I’d venture to say the ladies who faced the problem and overcame it learned a great deal, which makes them ideal astronauts. The Times feels the need, however, to inform them of their victimhood and speak when they can’t. (I have a hard time believing women who make it through the space program are too meek to speak, but whatever).
And it wouldn’t be the Times if they didn’t pick up on the newest, silliest feminist trope and turn it into a potential tragedy.
Inside the spacesuits, astronauts wear the liquid cooling and ventilation garment. This looks like long underwear covered with meters of tubes. It pumps water around the astronauts to cool them. Men and women wear the same style of garment despite the fact that we have different sweat patterns. Men sweat more than comparably fit women, and the areas where they sweat the mostoccur in different parts of the body. In other words, when it comes to temperature-controlling garments, the needs are different for men and women.
We are already aware of this in relation to office temperatures. Temperatures are set for men, which leaves women carrying sweaters to work.
Why the Times, and its woke readership, feels the need to turn basic logistical problems NASA encounters as it moves back toward space exploration into some kind of divisive proof of bias is baffling. It’s counterproductive and silly.
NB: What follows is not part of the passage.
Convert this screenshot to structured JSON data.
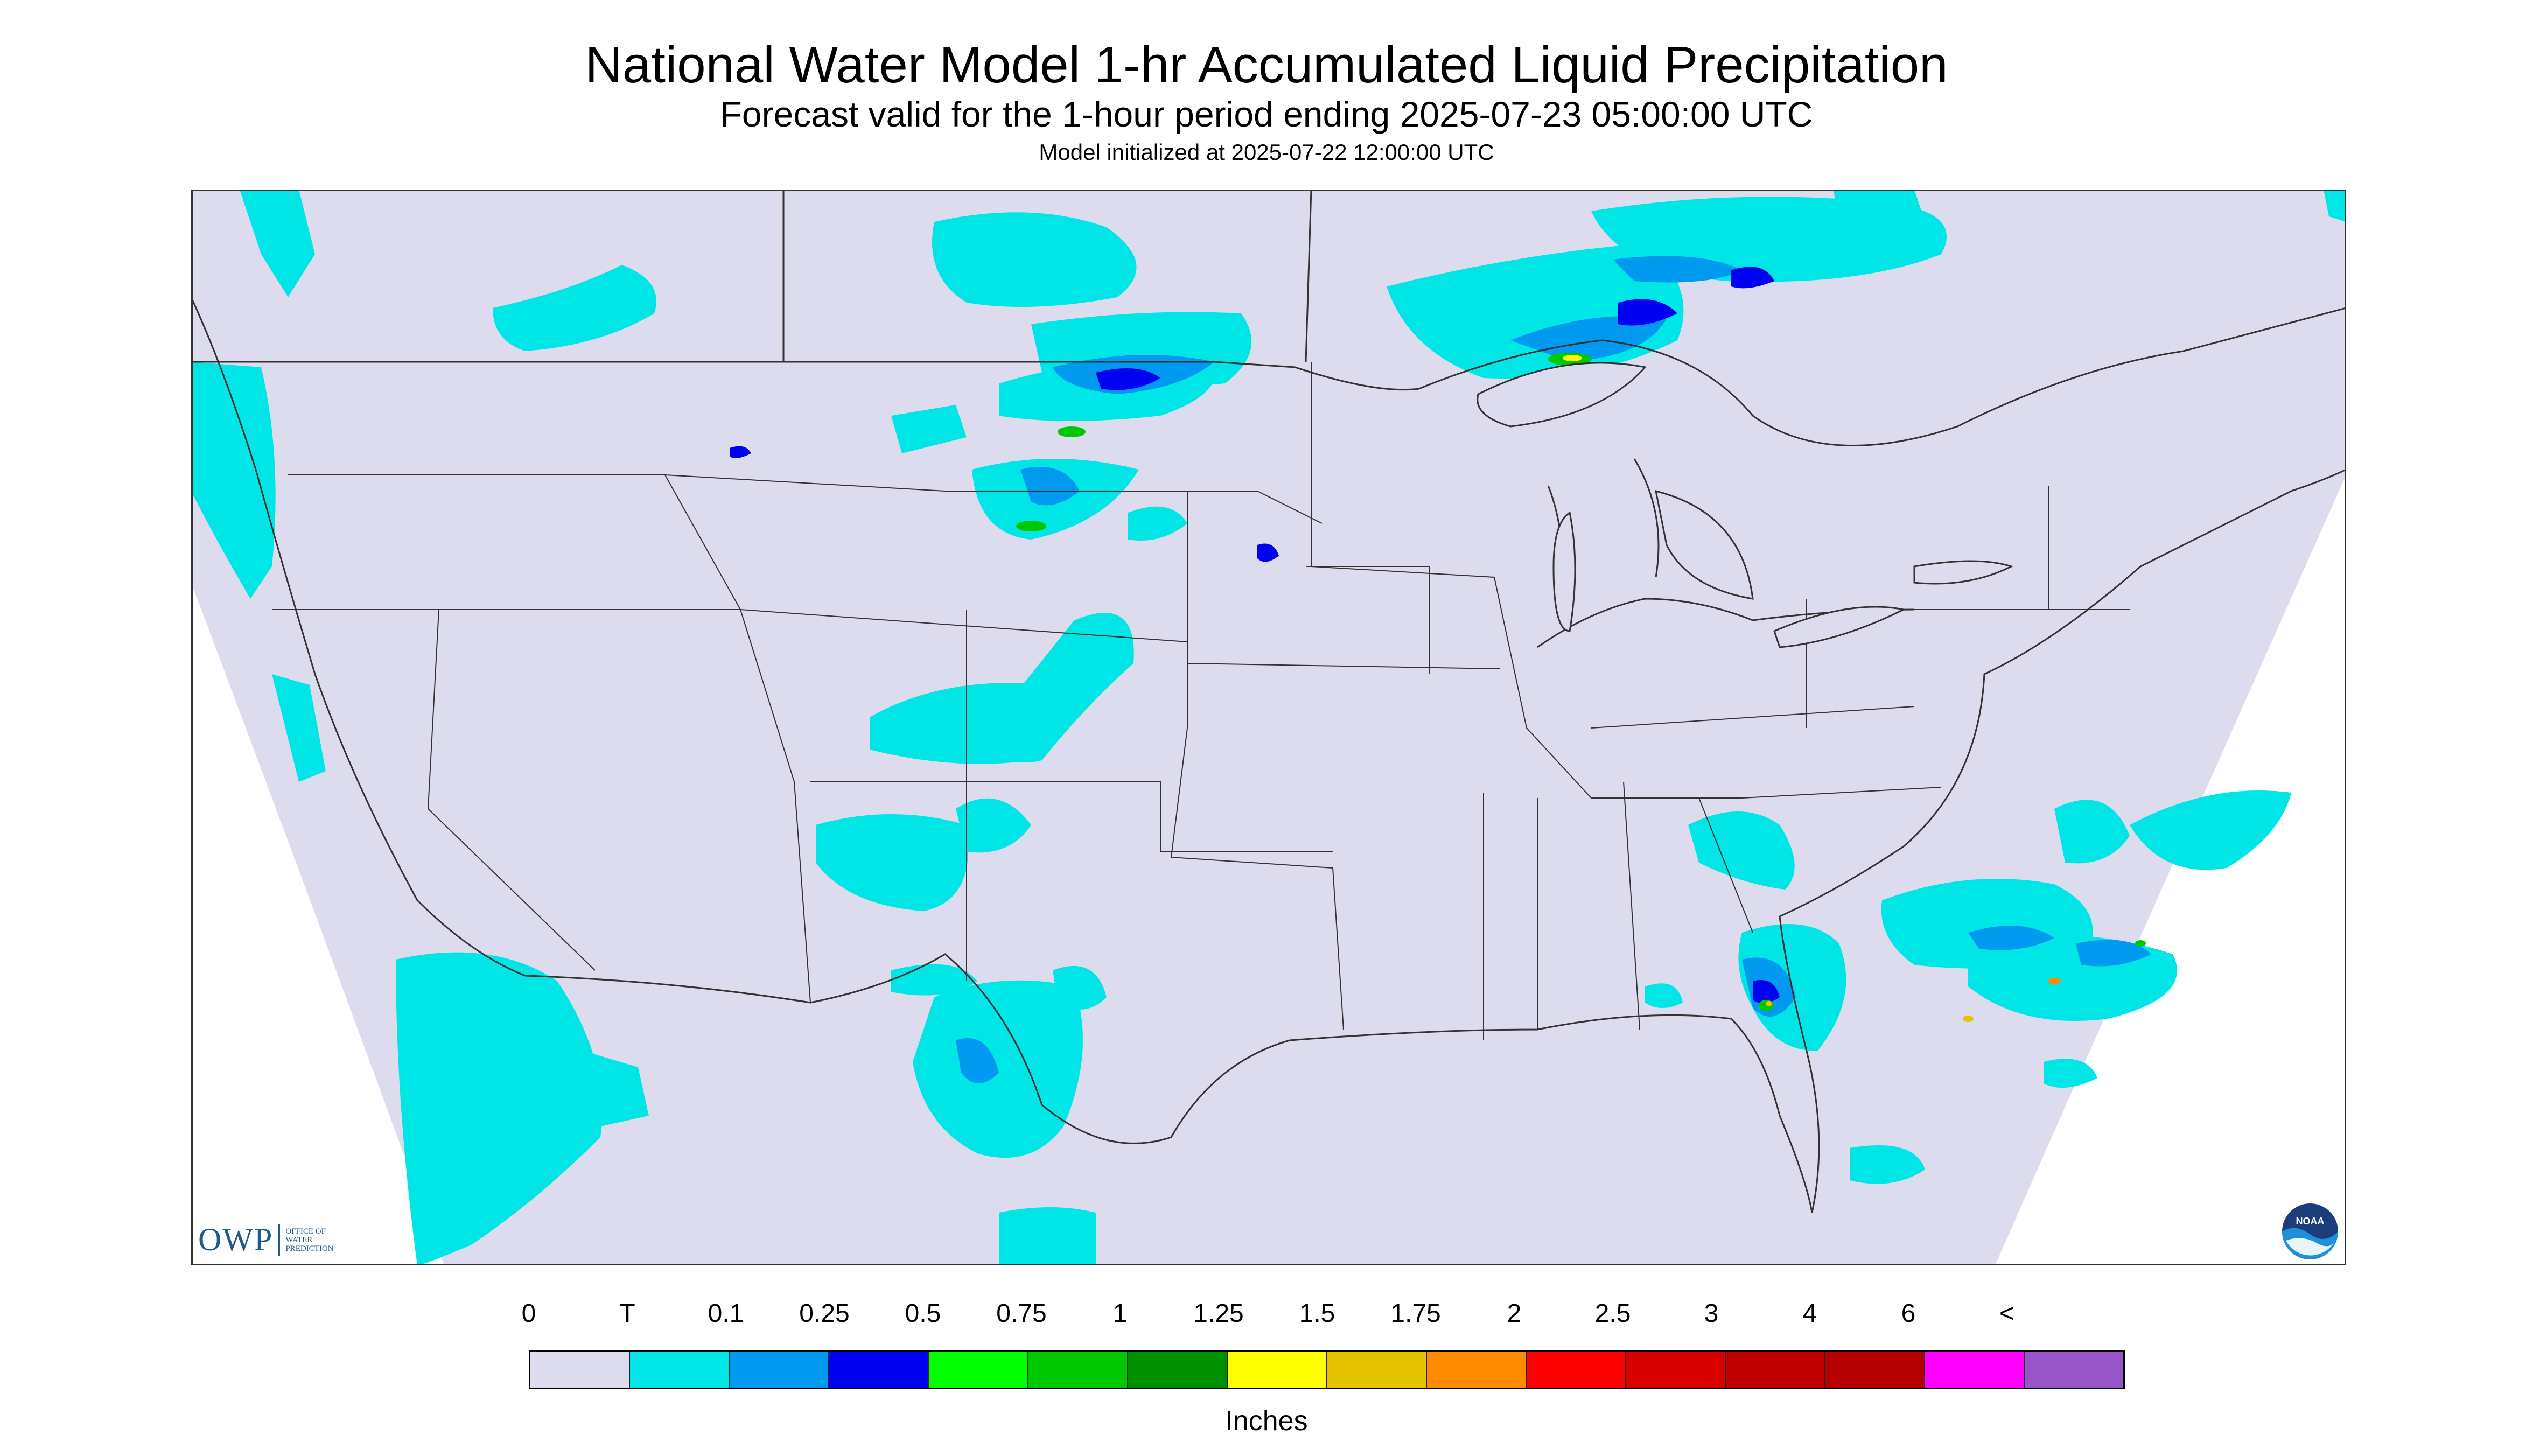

Don’t believe me? Read the piece and try not to roll your eyes at the part where they describe the “thick wool slippers” on the feet of a female Space Shuttle crew member.
In fairness, they do cover the antiquated belief back when the space program began in the 60s that women weren’t up to the task of space flight. And it’s true women weren’t allowed into the military flight training programs that were the career pathway to space flight. But the truth is, women may not have been physically up to some of the physical demands of space flight given the technology used at the time. That tiny little Apollo 11 return shuttle, for example, very likely asked a great deal of the human body and women, as the rest of the Times piece points out, are wired physically differently than men.
As we’ve refined technologically — and the differences in technology from the outset of the space program to the modern age of commercial space flight are vast — the brawn of the job has decreased in importance and the intellectual necessities (always there) have taken on more prominence.
And so, more women heading to space. As a woman, I actually take that as something of a compliment, frankly.